What is a Bitcoin?
Friday 26 July 2013
You may often have heard people use the terms 'decentralised', 'peer-to-peer', 'open-source' or 'crypto-currency' when referring to bitcoin, or other such alternative, digital currencies.
They are digital because they are transacted online, over the Internet, using a computer or smart phone. They do not exist in a physical form, which for some, can prove a difficult concept to grasp.
So what are they? Where do they come from? How much are they worth? Well, here is our attempt to guide you through what bitcoin is, without giving you too much information overload or technical jargon, which is unnecessary for a basic understanding.
To start with, although you can get into minute technical detail about bitcoin, the easiest way to think of it is money. Bitcoin is money, just a different type of money. We like to think, a superioir type of money. Like the cash in your wallet and the money in your bank account, bitcoin can be exchanged, traded and spent. The difference is that the transactions are done over the Internet and you do not physically hold it.
With so many banking transactions done online these days or using a debit card, the idea of not holding your money, should no longer be a foreign one.
The difference is that bitcoin, instead of sitting in your bank account, is stored online in an electronic 'bitcoin wallet'. Each wallet has its own bitcoin address, just like a bank account number, and this is what you give to people to receive bitcoins, or what you need from them, to send them.
The actual process of sending and receiving is also very simple and secure. Once you have a bitcoin wallet on your phone, if you are with the person, a face-to-face (or phone to phone) transaction can be done by simply scanning the bitcoin address, in the form of a QR code, on their phone with yours. If you are sending bitcoins to someone on the other side of the world, then it is a case of just typing in their bitcoin address and sending the money that way. It is instant, secure and so so easy. Oh - and, in most cases, free.
This is why bitcoin is 'peer-to-peer' because you transact directly with the person or people you are buying or selling with, there is no middle-man.' There are no banks taking a hefty slice of each transaction, or credit card companies taking a per centage every time you use it. The fees involved with bitcoin transactions are markedly lower, and in some cases, as mentioned, completely free.
On that note, bitcoin is also 'decentralised' because no governments, banks or central authorities control it or own it. It is managed by a global network of computers, known as miners. Anyone can buy the software and become a 'miner', if they choose because the design and technology of bitcoin is available to everyone and anyone can participate (hence it is 'open source'). Miners are important for two reasons: one they help secure and validate every bitcoin transaction that takes place by keeping a record of each one and monitoring this electronic ledger of transactions (which as you can imagine is enormous). Two, they are constantly crunching numbers, decrypting special blocks of data, which release bitcoins into circulation.

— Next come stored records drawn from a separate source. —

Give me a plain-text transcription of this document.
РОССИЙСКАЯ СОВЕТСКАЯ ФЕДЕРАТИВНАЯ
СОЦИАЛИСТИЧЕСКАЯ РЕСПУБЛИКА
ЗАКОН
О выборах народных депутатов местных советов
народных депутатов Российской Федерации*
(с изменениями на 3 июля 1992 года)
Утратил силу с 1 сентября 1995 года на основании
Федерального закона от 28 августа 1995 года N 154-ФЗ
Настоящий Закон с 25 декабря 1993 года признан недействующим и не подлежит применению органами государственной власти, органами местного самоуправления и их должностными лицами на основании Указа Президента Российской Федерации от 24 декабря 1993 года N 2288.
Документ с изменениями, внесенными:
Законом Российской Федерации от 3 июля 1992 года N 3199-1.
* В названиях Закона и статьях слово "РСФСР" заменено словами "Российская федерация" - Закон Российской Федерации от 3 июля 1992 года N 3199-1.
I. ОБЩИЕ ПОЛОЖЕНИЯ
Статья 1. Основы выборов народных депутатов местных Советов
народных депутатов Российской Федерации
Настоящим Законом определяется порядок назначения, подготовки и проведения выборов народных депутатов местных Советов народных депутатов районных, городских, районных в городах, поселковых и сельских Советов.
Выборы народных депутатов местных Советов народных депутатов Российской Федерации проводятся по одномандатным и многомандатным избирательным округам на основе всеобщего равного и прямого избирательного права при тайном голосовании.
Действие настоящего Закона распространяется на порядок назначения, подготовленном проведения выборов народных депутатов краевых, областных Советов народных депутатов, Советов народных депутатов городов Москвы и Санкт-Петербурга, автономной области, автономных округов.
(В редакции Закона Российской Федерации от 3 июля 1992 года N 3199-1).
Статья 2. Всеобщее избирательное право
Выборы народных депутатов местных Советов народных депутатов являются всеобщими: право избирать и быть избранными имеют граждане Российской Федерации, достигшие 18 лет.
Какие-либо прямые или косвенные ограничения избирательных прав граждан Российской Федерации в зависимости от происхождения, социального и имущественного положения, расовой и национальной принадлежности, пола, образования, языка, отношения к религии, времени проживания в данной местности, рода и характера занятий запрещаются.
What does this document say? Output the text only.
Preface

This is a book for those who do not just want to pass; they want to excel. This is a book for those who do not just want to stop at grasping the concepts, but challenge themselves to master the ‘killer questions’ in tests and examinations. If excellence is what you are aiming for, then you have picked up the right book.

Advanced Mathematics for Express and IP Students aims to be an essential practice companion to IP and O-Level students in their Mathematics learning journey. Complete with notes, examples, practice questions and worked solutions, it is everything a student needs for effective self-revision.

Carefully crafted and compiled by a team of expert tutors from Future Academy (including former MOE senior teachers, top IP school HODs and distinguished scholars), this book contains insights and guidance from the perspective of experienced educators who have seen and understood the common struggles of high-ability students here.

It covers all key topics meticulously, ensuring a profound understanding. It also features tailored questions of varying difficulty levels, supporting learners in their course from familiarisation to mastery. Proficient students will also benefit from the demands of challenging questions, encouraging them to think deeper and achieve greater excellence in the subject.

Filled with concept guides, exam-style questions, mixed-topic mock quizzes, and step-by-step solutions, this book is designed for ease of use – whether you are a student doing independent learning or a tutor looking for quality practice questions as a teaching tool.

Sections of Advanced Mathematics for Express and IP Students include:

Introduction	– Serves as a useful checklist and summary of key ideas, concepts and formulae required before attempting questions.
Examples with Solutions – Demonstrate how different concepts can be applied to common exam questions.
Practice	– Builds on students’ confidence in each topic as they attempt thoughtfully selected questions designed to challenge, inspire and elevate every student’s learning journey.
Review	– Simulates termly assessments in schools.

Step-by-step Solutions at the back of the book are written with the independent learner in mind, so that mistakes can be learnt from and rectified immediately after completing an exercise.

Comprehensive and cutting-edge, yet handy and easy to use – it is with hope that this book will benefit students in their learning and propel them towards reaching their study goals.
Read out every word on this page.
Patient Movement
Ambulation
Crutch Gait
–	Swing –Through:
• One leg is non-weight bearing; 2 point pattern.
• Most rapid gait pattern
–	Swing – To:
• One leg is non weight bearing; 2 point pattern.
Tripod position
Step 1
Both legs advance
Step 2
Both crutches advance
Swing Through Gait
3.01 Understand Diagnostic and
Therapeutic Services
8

This is the technical bit and not actually critical to understand for a basic knowledge of bitcoin. (If you are interested in knowing more, read our mining feature.) Needless to say, it is the way that bitcoin is kept completely secure and how bitcoins come into existence.
So can people just keep decrypting code and data on their computers and go on generating bitcoins forever? No! This is important. This is the beauty of bitcoin and what makes it, as we mentioned, a superior currency.
Bitcoin, for many good reasons, has been compared to gold because, like gold, there is a finite supply. This scarcity not only gives bitcoin its value, it also means it is inflation-proof. Only 21 million bitcoins will ever be able to be mined into existence and when that has happened (predicted to occur around 2140), no more bitcoins can be generated. Unlike with government-controlled money (what we call fiat currency — the euros, dollars or pounds in your pocket) bitcoin cannot be devalued by monetary policy. These days, we all know that governments are printing money to boost the supply with a policy called 'quantitative easing.' What this does in turn is debase the very money sitting in our bank accounts by causing inflation and meaning that fiat currency is continually declining in value.
The opposite is true of bitcoin. Its value has continued to go up over the past four or five years that it has existed. Like gold, it can also be divided. Bitcoins can be subdivided down to eight decimal points and currently, one bitcoin (at time of writing) is worth around US$120. The value does fluctuate, which is why the currency has come in for some criticism and why some people are wary of using it. However, the more people that do start using bitcoin and the more transactions that occur, this will greatly help to stabilise its value and calm the volatility.
The good news is that more and more people are turning to bitcoin and more and more businesses are starting to see the benefits of using it as well, meaning there are more places to spend it and this is helping bitcoin become a more widely-accepted form of currency. In fact, I have heard it said that bitcoin is currently growing at a faster rate than facebook, so right now, things are looking up.
So, in summary, bitcoin is a digital currency, transacted over the internet using peer-to-peer technology. It is cheap, fast and secure and involves no central authorities interfering to devalue it, or banks taking a cut or a fee. It is inflation-proof, and so far shown only to go up in value. An increasing number of people and businesses are accepting bitcoin and the ecosphere is growing on a daily basis. It is a modern-day form of money for the Internet age and the cost and speed at which transactions can be done makes it an extremely attractive and convenient payment method.